片や銀髪美少女シスターとピンク髪合法ロリ教師の甲斐甲斐しい看病を受ける厚遇、片やSAN値直葬モノの怪物にタカられる有り様。
『解せぬ』と。余りの差に、危うく感動以外で涙が出そうになった。
「ハァ……まぁ、戦利品は有ったし、良しとするか」
『てけり・り。てけり・り』
「だから、うるせェっつってンだろ」
溜め息を吐いて、気を取り直して。煙草を銜え、火を点す。懐、そこから取り出したトランプ……全て回収した訳ではないが、ステイルが仕掛けた『人払い』の結界に使われていた、ルーンのカード数枚をカードマジックのように弄びながら。
都市摩天楼の朝、そこに背を向けて。這いずるように蠢く、血涙を流す紅い瞳を無数に浮かばせては沈ませる悍ましい影を引き連れて、郊外の自宅へ帰るべく近場のバス停を探す事にした。
………………
…………
……
昼下がり、蝉の大合唱の最中。自室に帰り、風呂に入って着替えた意味もないくらいに汗を掻きながら、嚆矢は目的地に到着した。

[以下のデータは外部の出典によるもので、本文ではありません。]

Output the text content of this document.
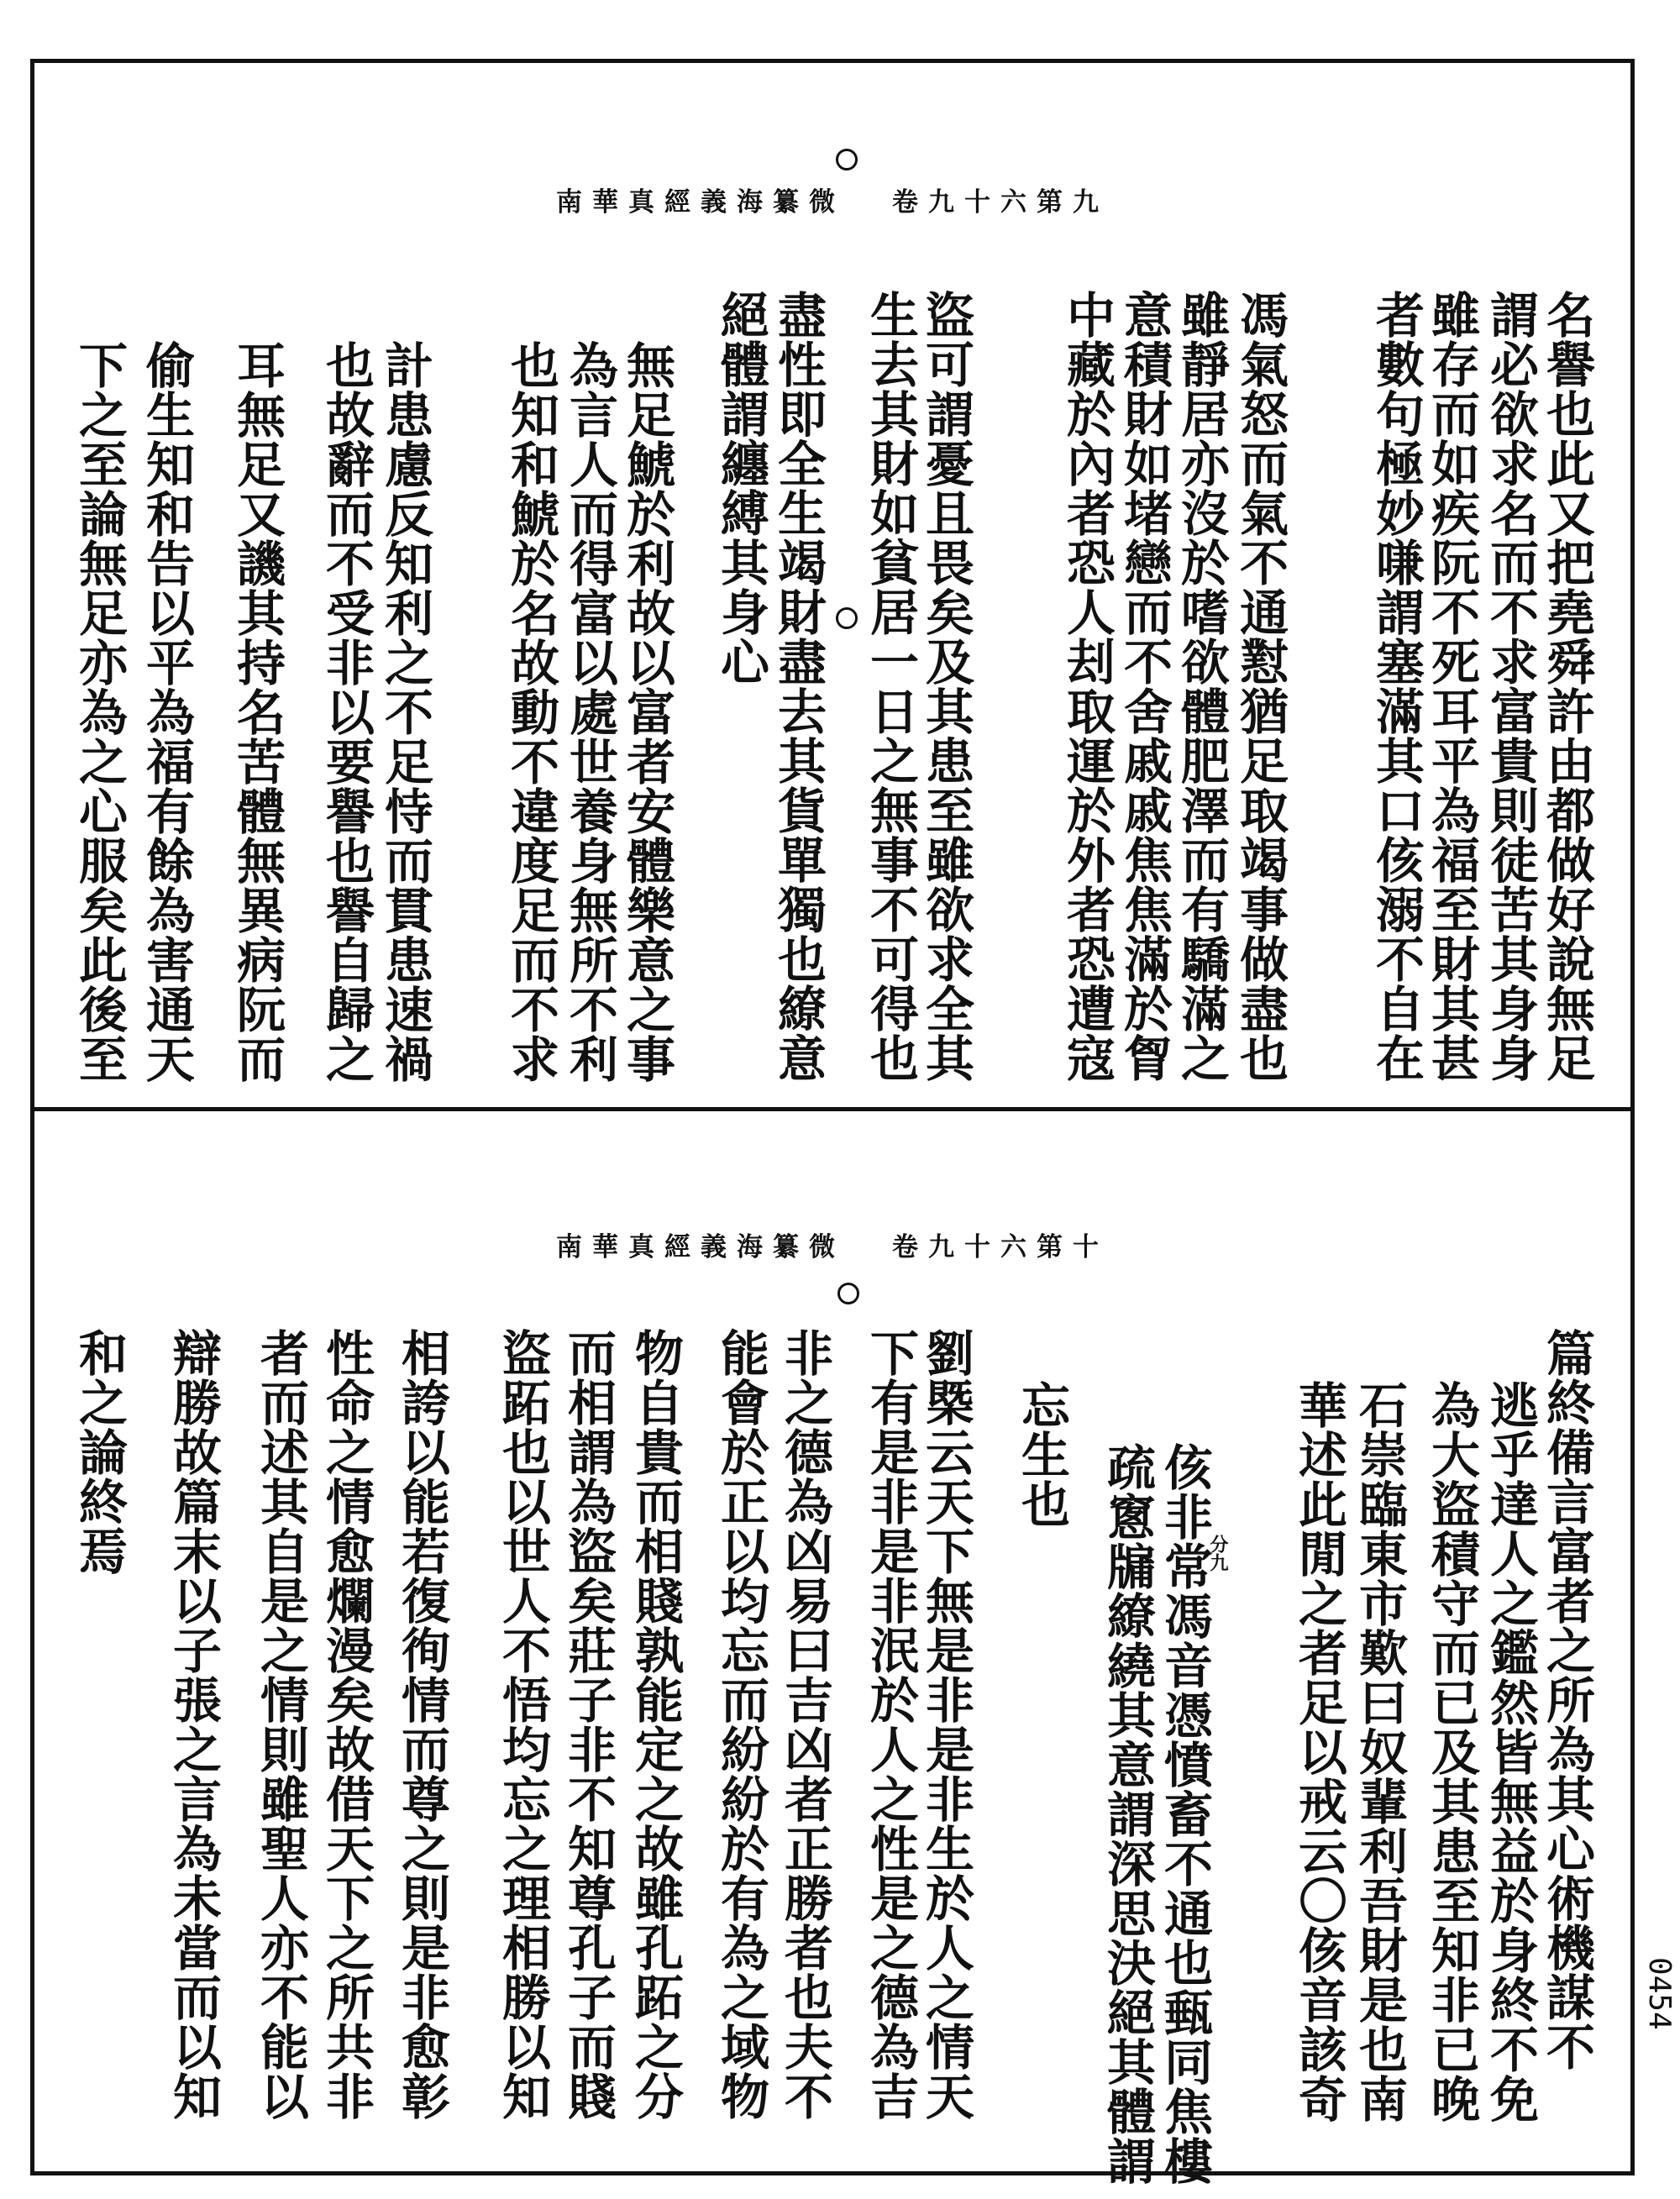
南華真經義海纂微 卷九十六第九
名譽也此又把堯舜許由都做好說無足
謂必欲求名而不求富貴則徒苦其身身
雖存而如疾阮不死耳平為福至財其甚
者數句極妙嗛謂塞滿其口侅溺不自在
馮氣怒而氣不通懟猶足取竭事做盡也
雖靜居亦沒於嗜欲體肥澤而有驕滿之
意積財如堵戀而不舍戚戚焦焦滿於胷
中藏於內者恐人刦取運於外者恐遭寇
盜可謂憂且畏矣及其患至雖欲求全其
生去其財如貧居一日之無事不可得也
盡性即全生竭財盡去其貨單獨也繚意
絕體謂纏縛其身心
無足鯱於利故以富者安體樂意之事
為言人而得富以處世養身無所不利
也知和鯱於名故動不違度足而不求
計患慮反知利之不足恃而貫患速禍
也故辭而不受非以要譽也譽自歸之
耳無足又譏其持名苦體無異病阮而
偷生知和告以平為福有餘為害通天
下之至論無足亦為之心服矣此後至
南華真經義海纂微 卷九十六第十
分九	篇終備言富者之所為其心術機謀不
逃乎達人之鑑然皆無益於身終不免
為大盜積守而已及其患至知非已晚
石崇臨東市歎曰奴輩利吾財是也南
華述此閒之者足以戒云〇侅音該奇
侅非常馮音憑憤畜不通也甀同焦樓
疏窻牖繚繞其意謂深思決絕其體謂
忘生也
劉槩云天下無是非是非生於人之情天
下有是非是非泯於人之性是之德為吉
非之德為凶易曰吉凶者正勝者也夫不
能會於正以均忘而紛紛於有為之域物
物自貴而相賤孰能定之故雖孔跖之分
而相謂為盜矣莊子非不知尊孔子而賤
盜跖也以世人不悟均忘之理相勝以知
相誇以能若復徇情而尊之則是非愈彰
性命之情愈爛漫矣故借天下之所共非
者而述其自是之情則雖聖人亦不能以
辯勝故篇末以子張之言為未當而以知
和之論終焉
0454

現在時刻、十三時四十五分。約束の時間までは、まだ十五分ある。
「花はこれで良し、と……」
二つの花束を手に立ち入るそこは、病院。『幻想御手』事件の被害者……かのプログラムを使用した学生達が入院している病院である。
その、見舞いに来たのだ。佐天 涙子と、後輩である蘇峰 古都の。
『てけり・り。てけり・り!!』
「莫迦野郎、これは食いモンじゃねェ。何でもかんでも喰おうとすんなっつーか、昼日中から出てくんな」
『てけり・り。てけり・り……』
花束に触腕を伸ばし、血涙を流す瞳と乱杭歯の並ぶ口から腐った涎を垂れ流すショゴスだったが、叱られてしょんぼりと平面に潰れる。
周りに気づかれていないかとヒヤヒヤしたが、どうやら大丈夫だったらしい。
「あ、こんにちは、嚆矢先輩」
「どーも、対馬さん」
「随分とお早いですのね、意外ですの」
「ああ、こんにちは、飾利ちゃんに御坂。それと俺は紳士だぜ、女の子は待たせないさ、黒子ちゃん」
「「「へー」」」
「あれ? アウェー感半端ないな、こんな色男を捕まえて」
そこに飾利と美琴、黒子が合流する。一気に姦しくなる。ちょっと、窓口の看護師に睨まれたのは内緒だ。